# What is the coordinate of a point $P$ on the line $2x-y+5=0$ such that $|PA-PB|$ is maximum where $A=(4,-2)$ and $B=(2,-4)$

What is the coordinate of a point $P$ on the line $2x-y+5=0$ such that $|PA-PB|$ is maximum where $A=(4,-2)$ and $B=(2,-4)$.

Let the coordinates of the point $P$ be $(x_1,y_1).$
$P$ lies on the line $2x-y+5=0$,so $2x_1-y_1+5=0$

$|\sqrt{(x_1-4)^2+(y_1+2)^2}-\sqrt{(x_1-2)^2+(y_1+4)^2}|$ is maximum.

But i dont know,how to solve it further and find $(x_1,y_1).$Please help me.Thanks.

#### Solutions Collecting From Web of "What is the coordinate of a point $P$ on the line $2x-y+5=0$ such that $|PA-PB|$ is maximum where $A=(4,-2)$ and $B=(2,-4)$"

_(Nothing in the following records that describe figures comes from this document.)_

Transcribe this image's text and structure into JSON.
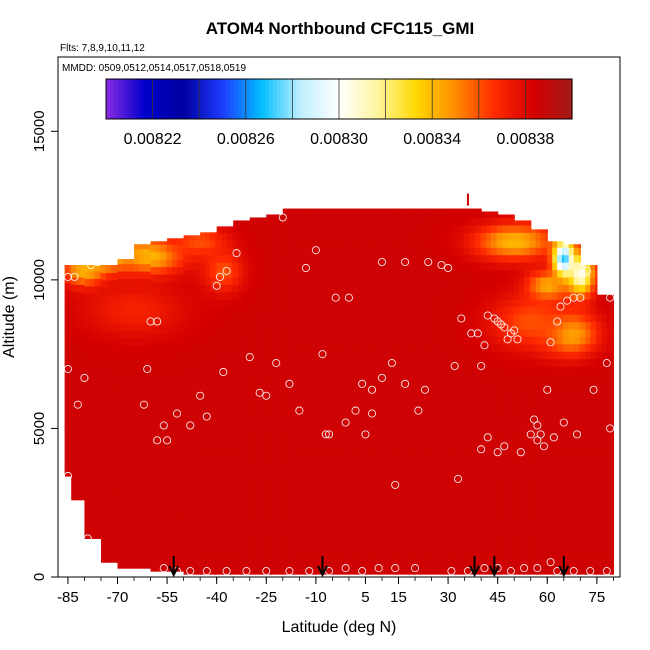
{
  "chart_data": {
    "type": "heatmap",
    "title": "ATOM4 Northbound CFC115_GMI",
    "subtitle_flights": "Flts: 7,8,9,10,11,12",
    "subtitle_dates": "MMDD: 0509,0512,0514,0517,0518,0519",
    "xlabel": "Latitude (deg N)",
    "ylabel": "Altitude (m)",
    "xlim": [
      -88,
      82
    ],
    "ylim": [
      0,
      17500
    ],
    "x_ticks": [
      -85,
      -70,
      -55,
      -40,
      -25,
      -10,
      5,
      15,
      30,
      45,
      60,
      75
    ],
    "x_tick_labels": [
      "-85",
      "-70",
      "-55",
      "-40",
      "-25",
      "-10",
      "5",
      "15",
      "30",
      "45",
      "60",
      "75"
    ],
    "y_ticks": [
      0,
      5000,
      10000,
      15000
    ],
    "y_tick_labels": [
      "0",
      "5000",
      "10000",
      "15000"
    ],
    "colorbar": {
      "min": 0.0082,
      "max": 0.0084,
      "ticks": [
        0.00822,
        0.00826,
        0.0083,
        0.00834,
        0.00838
      ],
      "tick_labels": [
        "0.00822",
        "0.00826",
        "0.00830",
        "0.00834",
        "0.00838"
      ],
      "colors": [
        "#8a2be2",
        "#0000cd",
        "#0000a0",
        "#1e3cff",
        "#00bfff",
        "#bfefff",
        "#ffffff",
        "#fff59d",
        "#ffd700",
        "#ff8c00",
        "#ff2a00",
        "#d40000",
        "#a31a1a"
      ]
    },
    "background_value": 0.008385,
    "coverage": {
      "lat_edges": [
        -86,
        -84,
        -80,
        -75,
        -70,
        -65,
        -60,
        -55,
        -50,
        -45,
        -40,
        -35,
        -30,
        -25,
        -20,
        -15,
        -10,
        -5,
        0,
        5,
        10,
        15,
        20,
        25,
        30,
        35,
        40,
        45,
        50,
        55,
        60,
        65,
        70,
        75,
        80
      ],
      "top_altitude": [
        10500,
        10500,
        10500,
        10500,
        10700,
        11200,
        11300,
        11400,
        11500,
        11600,
        11800,
        12000,
        12100,
        12200,
        12400,
        12400,
        12400,
        12400,
        12400,
        12400,
        12400,
        12400,
        12400,
        12400,
        12400,
        12400,
        12300,
        12200,
        12000,
        11700,
        11300,
        11200,
        10500,
        9500
      ],
      "bottom_altitude": [
        3400,
        2600,
        1300,
        500,
        300,
        300,
        200,
        200,
        100,
        100,
        100,
        100,
        100,
        100,
        100,
        100,
        100,
        100,
        100,
        100,
        100,
        100,
        100,
        100,
        100,
        100,
        100,
        100,
        100,
        100,
        100,
        100,
        100,
        100
      ]
    },
    "anomalies": [
      {
        "lat": -75,
        "alt": 11000,
        "value": 0.0083,
        "r_lat": 8,
        "r_alt": 600
      },
      {
        "lat": -80,
        "alt": 10300,
        "value": 0.00834,
        "r_lat": 6,
        "r_alt": 500
      },
      {
        "lat": -60,
        "alt": 10800,
        "value": 0.00834,
        "r_lat": 10,
        "r_alt": 600
      },
      {
        "lat": -45,
        "alt": 11300,
        "value": 0.00836,
        "r_lat": 8,
        "r_alt": 500
      },
      {
        "lat": -38,
        "alt": 10300,
        "value": 0.00836,
        "r_lat": 6,
        "r_alt": 700
      },
      {
        "lat": -65,
        "alt": 9000,
        "value": 0.00837,
        "r_lat": 15,
        "r_alt": 900
      },
      {
        "lat": 50,
        "alt": 11300,
        "value": 0.00834,
        "r_lat": 12,
        "r_alt": 600
      },
      {
        "lat": 65,
        "alt": 10700,
        "value": 0.00826,
        "r_lat": 3,
        "r_alt": 600
      },
      {
        "lat": 70,
        "alt": 10200,
        "value": 0.0083,
        "r_lat": 4,
        "r_alt": 700
      },
      {
        "lat": 60,
        "alt": 9800,
        "value": 0.00834,
        "r_lat": 6,
        "r_alt": 500
      },
      {
        "lat": 67,
        "alt": 8200,
        "value": 0.00834,
        "r_lat": 8,
        "r_alt": 700
      },
      {
        "lat": 55,
        "alt": 8600,
        "value": 0.00836,
        "r_lat": 12,
        "r_alt": 900
      }
    ],
    "points": [
      [
        -85,
        10100
      ],
      [
        -83,
        10100
      ],
      [
        -78,
        10500
      ],
      [
        -76,
        10600
      ],
      [
        -70,
        11200
      ],
      [
        -68,
        11300
      ],
      [
        -85,
        7000
      ],
      [
        -80,
        6700
      ],
      [
        -82,
        5800
      ],
      [
        -85,
        3400
      ],
      [
        -79,
        1300
      ],
      [
        -60,
        8600
      ],
      [
        -58,
        8600
      ],
      [
        -61,
        7000
      ],
      [
        -62,
        5800
      ],
      [
        -56,
        5100
      ],
      [
        -55,
        4600
      ],
      [
        -58,
        4600
      ],
      [
        -52,
        5500
      ],
      [
        -48,
        5100
      ],
      [
        -45,
        6100
      ],
      [
        -43,
        5400
      ],
      [
        -38,
        6900
      ],
      [
        -37,
        10300
      ],
      [
        -40,
        9800
      ],
      [
        -39,
        10100
      ],
      [
        -34,
        10900
      ],
      [
        -30,
        7400
      ],
      [
        -27,
        6200
      ],
      [
        -25,
        6100
      ],
      [
        -22,
        7200
      ],
      [
        -18,
        6500
      ],
      [
        -15,
        5600
      ],
      [
        -20,
        12100
      ],
      [
        -13,
        10400
      ],
      [
        -10,
        11000
      ],
      [
        -8,
        7500
      ],
      [
        -7,
        4800
      ],
      [
        -6,
        4800
      ],
      [
        -4,
        9400
      ],
      [
        0,
        9400
      ],
      [
        2,
        5600
      ],
      [
        4,
        6500
      ],
      [
        -1,
        5200
      ],
      [
        5,
        4800
      ],
      [
        7,
        5500
      ],
      [
        7,
        6300
      ],
      [
        10,
        6700
      ],
      [
        10,
        10600
      ],
      [
        13,
        7200
      ],
      [
        14,
        3100
      ],
      [
        17,
        6500
      ],
      [
        17,
        10600
      ],
      [
        21,
        5600
      ],
      [
        23,
        6300
      ],
      [
        24,
        10600
      ],
      [
        28,
        10500
      ],
      [
        30,
        10400
      ],
      [
        32,
        7100
      ],
      [
        33,
        3300
      ],
      [
        34,
        8700
      ],
      [
        37,
        8200
      ],
      [
        39,
        8200
      ],
      [
        40,
        7100
      ],
      [
        41,
        7800
      ],
      [
        42,
        8800
      ],
      [
        44,
        8700
      ],
      [
        45,
        8600
      ],
      [
        46,
        8500
      ],
      [
        47,
        8400
      ],
      [
        48,
        8000
      ],
      [
        49,
        8200
      ],
      [
        50,
        8300
      ],
      [
        51,
        8000
      ],
      [
        40,
        4300
      ],
      [
        42,
        4700
      ],
      [
        45,
        4200
      ],
      [
        47,
        4400
      ],
      [
        52,
        4200
      ],
      [
        55,
        4800
      ],
      [
        57,
        4600
      ],
      [
        58,
        4800
      ],
      [
        59,
        4400
      ],
      [
        56,
        5300
      ],
      [
        57,
        5100
      ],
      [
        60,
        6300
      ],
      [
        61,
        7900
      ],
      [
        63,
        8600
      ],
      [
        64,
        9100
      ],
      [
        66,
        9300
      ],
      [
        68,
        9400
      ],
      [
        70,
        9400
      ],
      [
        72,
        10300
      ],
      [
        74,
        11000
      ],
      [
        75,
        11000
      ],
      [
        76,
        10700
      ],
      [
        78,
        10100
      ],
      [
        62,
        4700
      ],
      [
        65,
        5200
      ],
      [
        69,
        4800
      ],
      [
        74,
        6300
      ],
      [
        78,
        7200
      ],
      [
        79,
        5000
      ],
      [
        79,
        9400
      ],
      [
        -56,
        300
      ],
      [
        -52,
        200
      ],
      [
        -48,
        200
      ],
      [
        -43,
        200
      ],
      [
        -37,
        200
      ],
      [
        -31,
        200
      ],
      [
        -25,
        200
      ],
      [
        -18,
        200
      ],
      [
        -12,
        200
      ],
      [
        -6,
        200
      ],
      [
        -1,
        300
      ],
      [
        4,
        200
      ],
      [
        9,
        300
      ],
      [
        14,
        300
      ],
      [
        20,
        300
      ],
      [
        31,
        200
      ],
      [
        36,
        200
      ],
      [
        41,
        300
      ],
      [
        45,
        300
      ],
      [
        49,
        200
      ],
      [
        53,
        300
      ],
      [
        57,
        300
      ],
      [
        61,
        500
      ],
      [
        63,
        200
      ],
      [
        68,
        200
      ],
      [
        73,
        200
      ],
      [
        78,
        200
      ]
    ],
    "arrows": [
      -53,
      -8,
      38,
      44,
      65
    ],
    "top_marker": {
      "lat": 36,
      "alt": 12700
    }
  }
}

Now $PA=\sqrt{(x-2)^2+(y+4)^2}$ and $PB=\sqrt{(x-4)^2+(y+2)^2}$ Now using Cosine formula

We get $$\displaystyle \cos \theta = \frac{(PA)^2+(PB)^2-(AB)^2}{2\cdot (PA)\cdot (PB)}$$

Now we know that $$\displaystyle |\cos \theta | \leq 1\Rightarrow \left|\frac{(PA)^2+(PB)^2-(AB)^2}{2\cdot (PA)\cdot (PB)}\right|\leq 1$$

So we get $$|(PA)^2+(PB)^2-(AB)^2|=2|PA||PB|\Rightarrow \left |PA-PB\right|^2\leq |AB|^2$$

So we get $|PA-PB|\leq |AB|$ and equality hold when $\theta = \pi$

Means $A,P,B$ are Collinear.

So equation of line $PAB$ is $$\displaystyle y+4 = \frac{-2+4}{4-2}(x-2)\Rightarrow x-y=6$$

Now solving $2x-y=-5$ and $x-y=6\;,$ we get $(x,y) = (-11,-17)$

Actually every point P on the given line y = 2x + 5 satisfies the question because PA-PB = AB constantly which can be obvious with vectors in all drawing.

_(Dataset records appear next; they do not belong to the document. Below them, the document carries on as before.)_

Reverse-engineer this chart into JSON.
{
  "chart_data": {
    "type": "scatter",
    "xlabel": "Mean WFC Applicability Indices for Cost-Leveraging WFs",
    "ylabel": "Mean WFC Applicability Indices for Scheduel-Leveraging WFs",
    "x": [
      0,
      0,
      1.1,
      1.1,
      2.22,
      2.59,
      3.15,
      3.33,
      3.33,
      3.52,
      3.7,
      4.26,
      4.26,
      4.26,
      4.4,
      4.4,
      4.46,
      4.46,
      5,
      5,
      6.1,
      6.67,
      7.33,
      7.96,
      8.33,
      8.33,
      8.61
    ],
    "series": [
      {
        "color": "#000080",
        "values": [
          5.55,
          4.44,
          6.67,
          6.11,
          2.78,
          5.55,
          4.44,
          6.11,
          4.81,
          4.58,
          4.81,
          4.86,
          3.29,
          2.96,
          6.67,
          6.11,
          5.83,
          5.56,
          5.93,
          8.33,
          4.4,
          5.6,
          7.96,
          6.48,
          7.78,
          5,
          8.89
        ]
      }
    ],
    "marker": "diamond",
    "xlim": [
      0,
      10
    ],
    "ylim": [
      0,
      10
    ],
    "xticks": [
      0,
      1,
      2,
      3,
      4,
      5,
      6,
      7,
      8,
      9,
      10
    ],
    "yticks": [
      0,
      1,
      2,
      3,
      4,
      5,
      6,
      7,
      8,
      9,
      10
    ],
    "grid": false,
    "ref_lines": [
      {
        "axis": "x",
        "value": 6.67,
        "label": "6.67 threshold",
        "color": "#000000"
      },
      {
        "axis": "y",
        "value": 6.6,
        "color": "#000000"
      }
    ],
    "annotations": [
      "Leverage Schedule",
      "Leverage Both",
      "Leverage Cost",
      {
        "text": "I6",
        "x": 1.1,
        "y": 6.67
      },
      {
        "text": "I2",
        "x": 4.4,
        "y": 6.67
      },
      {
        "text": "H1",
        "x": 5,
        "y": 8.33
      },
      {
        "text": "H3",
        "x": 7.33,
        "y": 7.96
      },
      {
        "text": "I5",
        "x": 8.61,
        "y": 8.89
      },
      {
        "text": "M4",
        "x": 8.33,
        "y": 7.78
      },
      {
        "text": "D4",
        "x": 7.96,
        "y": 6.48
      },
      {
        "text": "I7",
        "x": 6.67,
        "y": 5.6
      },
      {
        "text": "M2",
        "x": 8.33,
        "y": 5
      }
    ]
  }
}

Let us see using the vectors $\vec i,\vec j$ in the plan.
$$\overrightarrow {PA}=(x-2) \vec i +(y+4)\vec j$$
$$\overrightarrow {PB}=(x-4) \vec i +(y++2)\vec j$$
Therefore $$\overrightarrow {PA}-\overrightarrow {PB}=2\vec i + 2\vec j$$